Looking for a top of the line dog box and was wondering if anyone had info on the Cline Line boxes being made in TX?


----------



## ejriggs (Jun 3, 2010)

It is my understanding that Cline went out of business some months back.


----------



## Pudelpointer (Jul 27, 2010)

They are still in business, I just spoke to them yesterday.


----------



## ejriggs (Jun 3, 2010)

Pudelpointer said:


> They are still in business, I just spoke to them yesterday.


 That is good to know!


----------



## Pudelpointer (Jul 27, 2010)

I was wondering if anyone who has owned one or has seen one let me know if they are well made. They are a little less expensive than Deerskin, Ainley and MTK. Before I make an expensive mistake I was hoping to get some info.


----------



## Amy Read (Nov 15, 2007)

I am getting ready to post a for sale add on our 6 hole Cline trailer. We have been happy with it overall. It pulls great and the dogs are quite comfortable. The construction is a steel frame with an aluminum box on top which I like better than all aluminum. The torsion axle minimizes bounce and the storage is great. We did add ventilation and safety latches. Overall for the price I think they do a good job. If you are interested in buying ours, let me know, we are downsizing.

Amy


----------



## Pudelpointer (Jul 27, 2010)

Thanks for the info Amy, I am looking for a slide in with three hole max, no need for six.
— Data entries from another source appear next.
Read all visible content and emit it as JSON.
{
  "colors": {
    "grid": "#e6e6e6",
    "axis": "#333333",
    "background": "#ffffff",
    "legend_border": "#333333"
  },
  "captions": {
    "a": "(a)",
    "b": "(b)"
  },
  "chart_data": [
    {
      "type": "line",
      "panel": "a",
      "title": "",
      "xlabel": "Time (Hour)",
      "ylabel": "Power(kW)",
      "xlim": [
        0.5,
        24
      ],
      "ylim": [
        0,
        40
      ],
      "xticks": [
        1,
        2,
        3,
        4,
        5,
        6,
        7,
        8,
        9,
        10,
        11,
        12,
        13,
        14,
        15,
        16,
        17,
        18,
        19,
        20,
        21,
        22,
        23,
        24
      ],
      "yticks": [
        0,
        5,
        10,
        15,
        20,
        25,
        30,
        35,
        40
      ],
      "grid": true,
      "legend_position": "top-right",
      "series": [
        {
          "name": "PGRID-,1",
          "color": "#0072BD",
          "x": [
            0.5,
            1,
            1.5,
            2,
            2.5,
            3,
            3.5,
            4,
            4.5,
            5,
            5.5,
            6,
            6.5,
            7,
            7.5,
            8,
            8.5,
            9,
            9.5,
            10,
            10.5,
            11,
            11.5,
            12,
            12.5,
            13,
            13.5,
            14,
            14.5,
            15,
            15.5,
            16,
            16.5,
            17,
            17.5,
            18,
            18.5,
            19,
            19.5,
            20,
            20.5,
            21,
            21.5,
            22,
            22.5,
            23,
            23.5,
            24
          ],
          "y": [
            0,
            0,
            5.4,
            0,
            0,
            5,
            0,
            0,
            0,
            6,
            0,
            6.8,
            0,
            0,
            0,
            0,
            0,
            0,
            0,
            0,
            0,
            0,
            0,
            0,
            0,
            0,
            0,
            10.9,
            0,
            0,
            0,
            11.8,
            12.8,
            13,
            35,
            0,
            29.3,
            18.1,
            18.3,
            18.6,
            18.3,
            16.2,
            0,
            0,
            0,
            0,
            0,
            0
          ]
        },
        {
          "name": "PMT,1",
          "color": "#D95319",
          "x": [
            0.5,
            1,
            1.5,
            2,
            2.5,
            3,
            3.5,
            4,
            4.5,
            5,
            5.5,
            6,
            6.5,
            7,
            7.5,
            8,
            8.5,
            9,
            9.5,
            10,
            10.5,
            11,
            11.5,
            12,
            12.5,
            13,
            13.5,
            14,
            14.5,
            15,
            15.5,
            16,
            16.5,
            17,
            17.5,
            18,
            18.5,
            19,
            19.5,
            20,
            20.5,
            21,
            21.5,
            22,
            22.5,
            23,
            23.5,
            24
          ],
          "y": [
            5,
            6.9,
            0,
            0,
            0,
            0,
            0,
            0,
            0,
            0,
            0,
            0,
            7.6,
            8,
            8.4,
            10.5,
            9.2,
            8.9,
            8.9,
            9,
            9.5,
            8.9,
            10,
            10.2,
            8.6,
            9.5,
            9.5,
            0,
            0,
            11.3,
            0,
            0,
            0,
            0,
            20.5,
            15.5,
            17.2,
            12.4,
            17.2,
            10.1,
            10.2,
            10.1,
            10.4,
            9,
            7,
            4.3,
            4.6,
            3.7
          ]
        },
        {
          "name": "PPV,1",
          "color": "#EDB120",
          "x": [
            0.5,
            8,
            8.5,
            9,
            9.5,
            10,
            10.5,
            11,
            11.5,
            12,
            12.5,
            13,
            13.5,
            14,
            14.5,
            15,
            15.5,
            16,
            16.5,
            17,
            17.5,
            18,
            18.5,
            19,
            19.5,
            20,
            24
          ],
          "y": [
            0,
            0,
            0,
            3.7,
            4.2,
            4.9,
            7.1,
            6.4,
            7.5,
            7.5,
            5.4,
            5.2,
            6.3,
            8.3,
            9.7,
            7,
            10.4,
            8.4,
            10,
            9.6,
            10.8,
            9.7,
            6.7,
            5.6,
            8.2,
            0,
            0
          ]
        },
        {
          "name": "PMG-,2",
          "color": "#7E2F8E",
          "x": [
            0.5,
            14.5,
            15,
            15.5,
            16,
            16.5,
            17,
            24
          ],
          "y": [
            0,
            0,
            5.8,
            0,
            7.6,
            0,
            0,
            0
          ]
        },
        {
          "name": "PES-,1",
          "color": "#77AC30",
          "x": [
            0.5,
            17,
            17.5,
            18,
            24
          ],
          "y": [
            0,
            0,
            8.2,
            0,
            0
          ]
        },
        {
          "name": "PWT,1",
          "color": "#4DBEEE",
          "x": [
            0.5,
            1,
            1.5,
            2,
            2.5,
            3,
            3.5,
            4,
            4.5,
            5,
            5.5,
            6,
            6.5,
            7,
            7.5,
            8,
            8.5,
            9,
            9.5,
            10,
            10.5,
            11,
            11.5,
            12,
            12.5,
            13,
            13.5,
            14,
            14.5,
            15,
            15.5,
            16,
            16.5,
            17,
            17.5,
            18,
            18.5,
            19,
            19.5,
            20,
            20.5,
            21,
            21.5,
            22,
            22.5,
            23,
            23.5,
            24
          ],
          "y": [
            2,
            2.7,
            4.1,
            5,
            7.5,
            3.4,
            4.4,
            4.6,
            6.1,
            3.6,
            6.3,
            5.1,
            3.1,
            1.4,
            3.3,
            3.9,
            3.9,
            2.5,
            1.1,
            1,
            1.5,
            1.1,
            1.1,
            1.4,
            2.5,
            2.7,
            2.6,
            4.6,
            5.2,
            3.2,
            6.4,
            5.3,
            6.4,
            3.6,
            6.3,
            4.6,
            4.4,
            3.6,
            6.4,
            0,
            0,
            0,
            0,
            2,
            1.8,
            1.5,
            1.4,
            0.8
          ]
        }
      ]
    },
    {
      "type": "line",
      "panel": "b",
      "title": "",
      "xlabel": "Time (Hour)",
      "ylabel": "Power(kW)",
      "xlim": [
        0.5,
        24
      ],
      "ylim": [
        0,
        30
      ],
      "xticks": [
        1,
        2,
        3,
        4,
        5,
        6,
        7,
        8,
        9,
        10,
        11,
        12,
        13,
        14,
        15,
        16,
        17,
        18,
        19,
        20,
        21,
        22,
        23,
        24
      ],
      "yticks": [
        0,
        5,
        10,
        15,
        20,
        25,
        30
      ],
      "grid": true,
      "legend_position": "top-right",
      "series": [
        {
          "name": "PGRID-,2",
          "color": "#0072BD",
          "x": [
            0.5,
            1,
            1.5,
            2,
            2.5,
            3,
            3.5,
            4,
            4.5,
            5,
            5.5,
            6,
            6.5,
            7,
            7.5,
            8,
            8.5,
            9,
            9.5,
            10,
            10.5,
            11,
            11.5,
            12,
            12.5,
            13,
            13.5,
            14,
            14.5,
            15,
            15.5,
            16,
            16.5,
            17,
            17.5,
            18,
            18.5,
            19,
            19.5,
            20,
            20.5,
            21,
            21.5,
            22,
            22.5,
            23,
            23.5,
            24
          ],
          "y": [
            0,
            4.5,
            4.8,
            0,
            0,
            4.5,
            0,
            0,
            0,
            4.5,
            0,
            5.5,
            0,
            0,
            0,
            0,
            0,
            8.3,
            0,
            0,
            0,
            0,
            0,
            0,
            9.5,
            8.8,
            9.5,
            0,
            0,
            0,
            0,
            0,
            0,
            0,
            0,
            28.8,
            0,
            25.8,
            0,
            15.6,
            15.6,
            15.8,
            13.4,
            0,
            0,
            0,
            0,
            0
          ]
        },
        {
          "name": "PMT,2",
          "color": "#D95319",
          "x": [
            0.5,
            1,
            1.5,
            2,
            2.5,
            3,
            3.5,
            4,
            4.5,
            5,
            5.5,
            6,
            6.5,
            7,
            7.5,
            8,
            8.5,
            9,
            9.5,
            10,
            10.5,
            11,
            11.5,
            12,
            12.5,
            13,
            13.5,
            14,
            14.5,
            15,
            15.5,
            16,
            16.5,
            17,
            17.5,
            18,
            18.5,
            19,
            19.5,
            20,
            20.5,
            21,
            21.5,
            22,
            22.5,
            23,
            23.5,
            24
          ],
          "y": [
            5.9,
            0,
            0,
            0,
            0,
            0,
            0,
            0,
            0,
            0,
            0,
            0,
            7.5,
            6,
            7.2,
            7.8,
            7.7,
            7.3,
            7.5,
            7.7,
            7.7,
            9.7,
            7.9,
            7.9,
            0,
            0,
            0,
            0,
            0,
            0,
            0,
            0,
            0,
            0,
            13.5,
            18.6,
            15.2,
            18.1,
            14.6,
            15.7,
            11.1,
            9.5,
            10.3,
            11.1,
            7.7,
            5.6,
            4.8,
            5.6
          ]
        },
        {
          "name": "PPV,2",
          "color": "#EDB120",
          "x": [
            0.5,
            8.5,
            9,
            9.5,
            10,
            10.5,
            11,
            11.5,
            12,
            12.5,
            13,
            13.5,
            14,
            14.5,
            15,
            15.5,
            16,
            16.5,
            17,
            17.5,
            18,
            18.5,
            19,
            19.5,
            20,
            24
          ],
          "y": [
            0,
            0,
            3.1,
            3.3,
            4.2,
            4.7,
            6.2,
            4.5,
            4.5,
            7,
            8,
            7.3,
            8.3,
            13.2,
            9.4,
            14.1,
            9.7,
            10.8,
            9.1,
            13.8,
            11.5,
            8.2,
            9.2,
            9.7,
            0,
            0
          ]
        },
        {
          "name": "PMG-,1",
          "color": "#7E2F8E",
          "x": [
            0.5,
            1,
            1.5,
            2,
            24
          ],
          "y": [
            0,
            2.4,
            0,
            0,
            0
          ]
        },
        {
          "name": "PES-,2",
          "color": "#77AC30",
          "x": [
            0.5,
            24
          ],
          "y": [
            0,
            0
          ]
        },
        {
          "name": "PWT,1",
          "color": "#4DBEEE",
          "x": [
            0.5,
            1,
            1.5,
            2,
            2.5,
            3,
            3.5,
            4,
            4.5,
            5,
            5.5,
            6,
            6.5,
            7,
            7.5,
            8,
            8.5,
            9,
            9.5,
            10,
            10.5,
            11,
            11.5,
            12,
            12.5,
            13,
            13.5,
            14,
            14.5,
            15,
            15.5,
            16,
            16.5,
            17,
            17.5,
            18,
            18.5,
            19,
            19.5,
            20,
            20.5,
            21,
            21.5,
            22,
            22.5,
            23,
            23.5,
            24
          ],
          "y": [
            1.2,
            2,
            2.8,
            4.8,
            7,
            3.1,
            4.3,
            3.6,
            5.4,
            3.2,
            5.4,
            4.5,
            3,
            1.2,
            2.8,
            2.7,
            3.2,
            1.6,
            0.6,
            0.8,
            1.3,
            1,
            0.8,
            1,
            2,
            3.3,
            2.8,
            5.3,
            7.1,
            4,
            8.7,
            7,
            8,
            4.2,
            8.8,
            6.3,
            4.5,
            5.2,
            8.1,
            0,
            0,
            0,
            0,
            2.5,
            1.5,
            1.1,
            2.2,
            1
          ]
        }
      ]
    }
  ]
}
Good luck with your sale and I appreciate the feedback to my post!


----------



## ejriggs (Jun 3, 2010)

Use to train out at Cline's place and have seen his boxes around for years. He builds a nice box. Not as nice and DS or Ainley but they are not priced like them either. Think you will be happy, looking for a slid in as well and just got some pricing for CL so think that is the way I am going. To bad I can't get a "good buddy" discount


----------



## Pudelpointer (Jul 27, 2010)

Thanks for the info. He has a nice used 2 hole with fan, top storage, all aluminium but no insulation. Think I may go ahead and order one. Will try for the good buddy discount!


----------



## DKR (May 9, 2003)

Pudelpointer said:


> I was wondering if anyone who has owned one or has seen one let me know if they are well made. They are a little less expensive than Deerskin, Ainley and MTK. Before I make an expensive mistake I was hoping to get some info.


 
I have two Clinline boxes in my garage right now and they have given me several years of good service. Both have an aluminum frame with aluminum skin, both use a boat fan for exhaust. Good locks and good construction. But these are pretty much an economy box albeit at the upper end of the economy scale. One of the better aluminum boxes out there, I think about $500.00 a hole

Cline’s boxes are in a different category from Deerskin or Ainley. if you are looking at an ultimate box you would go to these two. Stainless steel construction much better super structure and a Cadillac insulation system but they are about $2000.00 a hole.


----------